Basına kapalı yapılan görüşmenin akabinde bahisle ilgili bir çalışma yapan İlgezdi, hazırladığı raporda şu tespitlerde bulundu:
– Uzman eksikliği: Uzman eksikliği nedeniyle yeni açılan hastanelerde, pratisyen tabiplerin ve ağır bakımla alakası olmayan branş doktorlarının görevlendirilmeleri bu ağır bakımlar için düşünce oluşturuyor. Hemşire ve işçi olmadan, ağır bakım koşullarını sağlamayan yerler ağır bakıma çevrilmeye çalışılıyor. Bu nedenle faal bir tedavi sağlanamıyor.

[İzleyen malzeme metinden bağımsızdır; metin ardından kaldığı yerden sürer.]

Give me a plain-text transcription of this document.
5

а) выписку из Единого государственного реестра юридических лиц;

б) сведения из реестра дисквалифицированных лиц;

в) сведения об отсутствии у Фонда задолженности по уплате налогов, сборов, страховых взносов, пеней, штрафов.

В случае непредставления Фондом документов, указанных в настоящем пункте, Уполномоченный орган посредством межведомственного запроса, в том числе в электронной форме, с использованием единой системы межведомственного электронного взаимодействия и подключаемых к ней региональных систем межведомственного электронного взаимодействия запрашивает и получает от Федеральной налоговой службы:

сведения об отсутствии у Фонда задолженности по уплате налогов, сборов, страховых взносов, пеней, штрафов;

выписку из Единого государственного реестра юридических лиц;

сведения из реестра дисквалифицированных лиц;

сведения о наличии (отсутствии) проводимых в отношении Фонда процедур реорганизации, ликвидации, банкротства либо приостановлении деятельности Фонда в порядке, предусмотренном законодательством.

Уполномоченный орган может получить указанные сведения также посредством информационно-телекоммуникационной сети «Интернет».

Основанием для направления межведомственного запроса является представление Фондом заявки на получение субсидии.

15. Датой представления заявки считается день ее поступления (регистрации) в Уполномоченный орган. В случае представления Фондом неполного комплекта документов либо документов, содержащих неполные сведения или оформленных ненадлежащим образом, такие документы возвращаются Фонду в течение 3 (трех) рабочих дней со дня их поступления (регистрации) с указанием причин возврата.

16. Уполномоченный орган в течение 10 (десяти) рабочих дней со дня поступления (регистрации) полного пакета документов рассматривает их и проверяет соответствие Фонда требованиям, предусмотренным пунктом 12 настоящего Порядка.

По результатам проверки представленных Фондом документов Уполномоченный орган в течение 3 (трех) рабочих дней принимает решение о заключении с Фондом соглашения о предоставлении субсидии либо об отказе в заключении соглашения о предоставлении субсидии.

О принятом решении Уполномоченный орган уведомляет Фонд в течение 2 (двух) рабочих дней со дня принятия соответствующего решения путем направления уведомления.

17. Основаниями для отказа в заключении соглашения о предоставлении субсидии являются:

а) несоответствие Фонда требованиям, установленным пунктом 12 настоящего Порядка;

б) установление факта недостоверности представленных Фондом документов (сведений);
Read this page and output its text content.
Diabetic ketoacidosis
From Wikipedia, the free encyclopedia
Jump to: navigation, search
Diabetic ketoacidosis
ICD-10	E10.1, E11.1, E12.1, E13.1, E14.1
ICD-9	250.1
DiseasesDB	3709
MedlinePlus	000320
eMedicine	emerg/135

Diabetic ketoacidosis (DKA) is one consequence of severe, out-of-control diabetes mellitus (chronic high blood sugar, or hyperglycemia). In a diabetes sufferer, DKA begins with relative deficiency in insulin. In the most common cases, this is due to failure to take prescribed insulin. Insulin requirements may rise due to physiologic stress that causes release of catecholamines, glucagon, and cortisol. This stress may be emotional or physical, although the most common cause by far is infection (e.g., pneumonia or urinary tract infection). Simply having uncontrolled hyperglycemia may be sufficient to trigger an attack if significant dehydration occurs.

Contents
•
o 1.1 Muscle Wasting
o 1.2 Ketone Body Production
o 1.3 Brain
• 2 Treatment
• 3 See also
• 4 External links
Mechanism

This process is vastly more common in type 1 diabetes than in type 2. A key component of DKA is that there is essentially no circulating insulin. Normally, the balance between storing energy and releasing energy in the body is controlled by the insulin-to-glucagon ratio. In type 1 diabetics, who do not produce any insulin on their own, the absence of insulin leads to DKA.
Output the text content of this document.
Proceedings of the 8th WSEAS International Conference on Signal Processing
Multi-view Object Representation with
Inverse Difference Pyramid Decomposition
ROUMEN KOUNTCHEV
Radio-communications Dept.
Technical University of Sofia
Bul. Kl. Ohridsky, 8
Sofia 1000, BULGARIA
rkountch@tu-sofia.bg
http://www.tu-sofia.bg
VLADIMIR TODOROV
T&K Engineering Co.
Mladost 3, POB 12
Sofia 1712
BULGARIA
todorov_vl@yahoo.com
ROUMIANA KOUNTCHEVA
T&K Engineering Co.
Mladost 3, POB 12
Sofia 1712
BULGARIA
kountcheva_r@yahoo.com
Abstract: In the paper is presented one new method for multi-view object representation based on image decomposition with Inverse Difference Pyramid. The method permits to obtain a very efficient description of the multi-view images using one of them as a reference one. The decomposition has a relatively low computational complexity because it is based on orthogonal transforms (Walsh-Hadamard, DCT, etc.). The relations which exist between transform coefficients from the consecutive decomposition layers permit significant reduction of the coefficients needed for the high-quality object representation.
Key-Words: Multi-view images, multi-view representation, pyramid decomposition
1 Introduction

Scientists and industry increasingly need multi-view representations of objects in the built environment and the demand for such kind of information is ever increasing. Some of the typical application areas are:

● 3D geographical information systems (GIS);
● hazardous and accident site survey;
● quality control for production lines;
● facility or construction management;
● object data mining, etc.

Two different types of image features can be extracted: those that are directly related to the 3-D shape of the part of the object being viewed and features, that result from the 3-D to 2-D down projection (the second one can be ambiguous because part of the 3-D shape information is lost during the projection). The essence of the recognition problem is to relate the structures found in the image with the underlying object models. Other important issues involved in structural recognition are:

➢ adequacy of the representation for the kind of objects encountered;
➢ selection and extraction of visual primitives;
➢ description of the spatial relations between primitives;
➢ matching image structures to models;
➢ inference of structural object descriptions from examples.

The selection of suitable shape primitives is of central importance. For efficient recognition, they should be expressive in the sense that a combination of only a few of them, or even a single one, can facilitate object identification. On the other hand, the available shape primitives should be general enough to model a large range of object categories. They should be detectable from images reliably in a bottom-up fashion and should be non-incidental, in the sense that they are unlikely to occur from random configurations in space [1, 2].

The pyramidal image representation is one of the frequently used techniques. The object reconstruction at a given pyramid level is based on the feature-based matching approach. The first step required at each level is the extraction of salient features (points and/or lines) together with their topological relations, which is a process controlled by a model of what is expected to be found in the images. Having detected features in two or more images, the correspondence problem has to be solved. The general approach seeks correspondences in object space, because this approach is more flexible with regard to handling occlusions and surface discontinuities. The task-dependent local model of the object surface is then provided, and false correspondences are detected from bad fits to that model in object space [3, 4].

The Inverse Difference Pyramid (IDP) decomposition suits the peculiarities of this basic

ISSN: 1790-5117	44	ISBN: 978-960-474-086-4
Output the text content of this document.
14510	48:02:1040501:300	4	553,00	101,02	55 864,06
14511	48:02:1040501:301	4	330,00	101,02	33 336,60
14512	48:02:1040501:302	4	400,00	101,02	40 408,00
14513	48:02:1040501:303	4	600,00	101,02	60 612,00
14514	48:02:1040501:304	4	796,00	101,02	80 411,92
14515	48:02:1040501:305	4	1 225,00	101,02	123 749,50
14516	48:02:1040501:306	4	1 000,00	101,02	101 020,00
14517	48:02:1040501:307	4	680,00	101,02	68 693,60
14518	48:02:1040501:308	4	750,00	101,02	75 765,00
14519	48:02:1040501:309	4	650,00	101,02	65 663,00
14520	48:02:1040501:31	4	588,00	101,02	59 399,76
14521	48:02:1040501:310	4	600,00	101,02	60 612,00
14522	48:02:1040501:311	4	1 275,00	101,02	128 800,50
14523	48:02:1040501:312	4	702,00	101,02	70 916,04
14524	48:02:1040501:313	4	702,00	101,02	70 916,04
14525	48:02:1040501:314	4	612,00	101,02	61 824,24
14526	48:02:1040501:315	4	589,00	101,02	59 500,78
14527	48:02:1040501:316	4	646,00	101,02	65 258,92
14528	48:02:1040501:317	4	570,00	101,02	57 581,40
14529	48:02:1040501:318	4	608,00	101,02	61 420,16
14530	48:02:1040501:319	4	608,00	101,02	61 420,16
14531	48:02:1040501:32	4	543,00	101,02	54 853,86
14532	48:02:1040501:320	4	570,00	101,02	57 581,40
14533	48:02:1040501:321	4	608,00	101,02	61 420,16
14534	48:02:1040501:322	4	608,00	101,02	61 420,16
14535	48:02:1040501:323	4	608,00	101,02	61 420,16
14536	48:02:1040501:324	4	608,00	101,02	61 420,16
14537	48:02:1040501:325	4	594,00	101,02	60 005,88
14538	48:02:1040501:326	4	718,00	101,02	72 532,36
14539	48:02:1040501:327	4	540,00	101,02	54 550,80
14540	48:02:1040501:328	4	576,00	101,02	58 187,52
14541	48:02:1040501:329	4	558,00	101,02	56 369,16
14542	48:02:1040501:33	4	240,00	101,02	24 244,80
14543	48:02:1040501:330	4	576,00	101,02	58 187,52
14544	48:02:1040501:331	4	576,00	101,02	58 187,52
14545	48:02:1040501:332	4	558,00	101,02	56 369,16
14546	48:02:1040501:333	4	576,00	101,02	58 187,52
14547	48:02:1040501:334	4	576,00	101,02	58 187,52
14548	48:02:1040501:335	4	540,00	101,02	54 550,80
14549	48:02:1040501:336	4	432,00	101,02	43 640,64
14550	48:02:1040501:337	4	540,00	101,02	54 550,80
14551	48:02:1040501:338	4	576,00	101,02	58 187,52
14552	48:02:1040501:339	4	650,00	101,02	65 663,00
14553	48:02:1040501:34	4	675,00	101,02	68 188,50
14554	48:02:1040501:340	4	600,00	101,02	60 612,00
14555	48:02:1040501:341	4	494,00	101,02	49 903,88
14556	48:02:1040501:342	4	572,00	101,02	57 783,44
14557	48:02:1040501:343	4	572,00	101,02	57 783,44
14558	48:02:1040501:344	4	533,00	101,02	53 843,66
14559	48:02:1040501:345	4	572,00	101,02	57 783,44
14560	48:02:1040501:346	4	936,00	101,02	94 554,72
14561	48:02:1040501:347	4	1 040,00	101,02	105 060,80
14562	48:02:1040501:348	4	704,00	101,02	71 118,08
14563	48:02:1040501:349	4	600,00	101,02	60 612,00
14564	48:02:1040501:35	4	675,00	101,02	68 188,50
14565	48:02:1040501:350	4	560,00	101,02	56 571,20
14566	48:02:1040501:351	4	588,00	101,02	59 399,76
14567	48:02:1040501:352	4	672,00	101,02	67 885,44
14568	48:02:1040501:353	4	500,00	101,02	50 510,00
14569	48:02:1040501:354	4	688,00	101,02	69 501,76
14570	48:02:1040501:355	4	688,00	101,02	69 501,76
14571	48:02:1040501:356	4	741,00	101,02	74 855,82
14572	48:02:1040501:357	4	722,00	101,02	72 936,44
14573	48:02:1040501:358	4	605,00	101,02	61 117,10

– Yatağı artırmak tahlil değil: Türkiye’de pandemi süreci ağır bakımda çalışanların üzerine atılmış durumdadır. Salgınlar tedavi edilerek önlenemez, ağır bakımda önlenemez, hastane yatağı artırılarak da önlenemez.
– Servise geçişler 3-4 gün: Yaşanan pandemi sürecinde acil servisler yetersiz kaldı. Dünyada acil servisten ağır bakıma geçiş mühleti 2-24 saat ortasında değişirken sıhhatte ihtilal yaptığını tez eden AKP iktidarında Türkiye’de 3-4 güne çıkmış durumdadır. Acil servislerde kaç yatağın dolu ya da boş olduğu değil, ağır bakım gereksinimi olan hastanın ne kadar beklediği değerli.
– Estetik yapılıyor: Pandemi gerekçesiyle birçok ameliyat yapılmazken; 1 Haziran’daki açılım ile elektif ameliyatlar yapılmaya başlandı. Risk oluşturabilecek birçok hastanın ameliyatı bekletilirken estetik ameliyatlar sürüyor.
– Ek ödemelerde adaletsizlik: Sıhhat çalışanları için bakanlığın açıkladığı performans ismi altında verilecek ek ödemede büyük adaletsizlik yapılıyor. Bu kapsamda 7 TL ile 22 bin TL ortasında değişen adaletsiz bir dağılım oluşturuldu. Yan yana çalışan sıhhat işçilerinin bir kısmı 7 TL alırken, küçük bir kısmı da 22 bin lira aldı.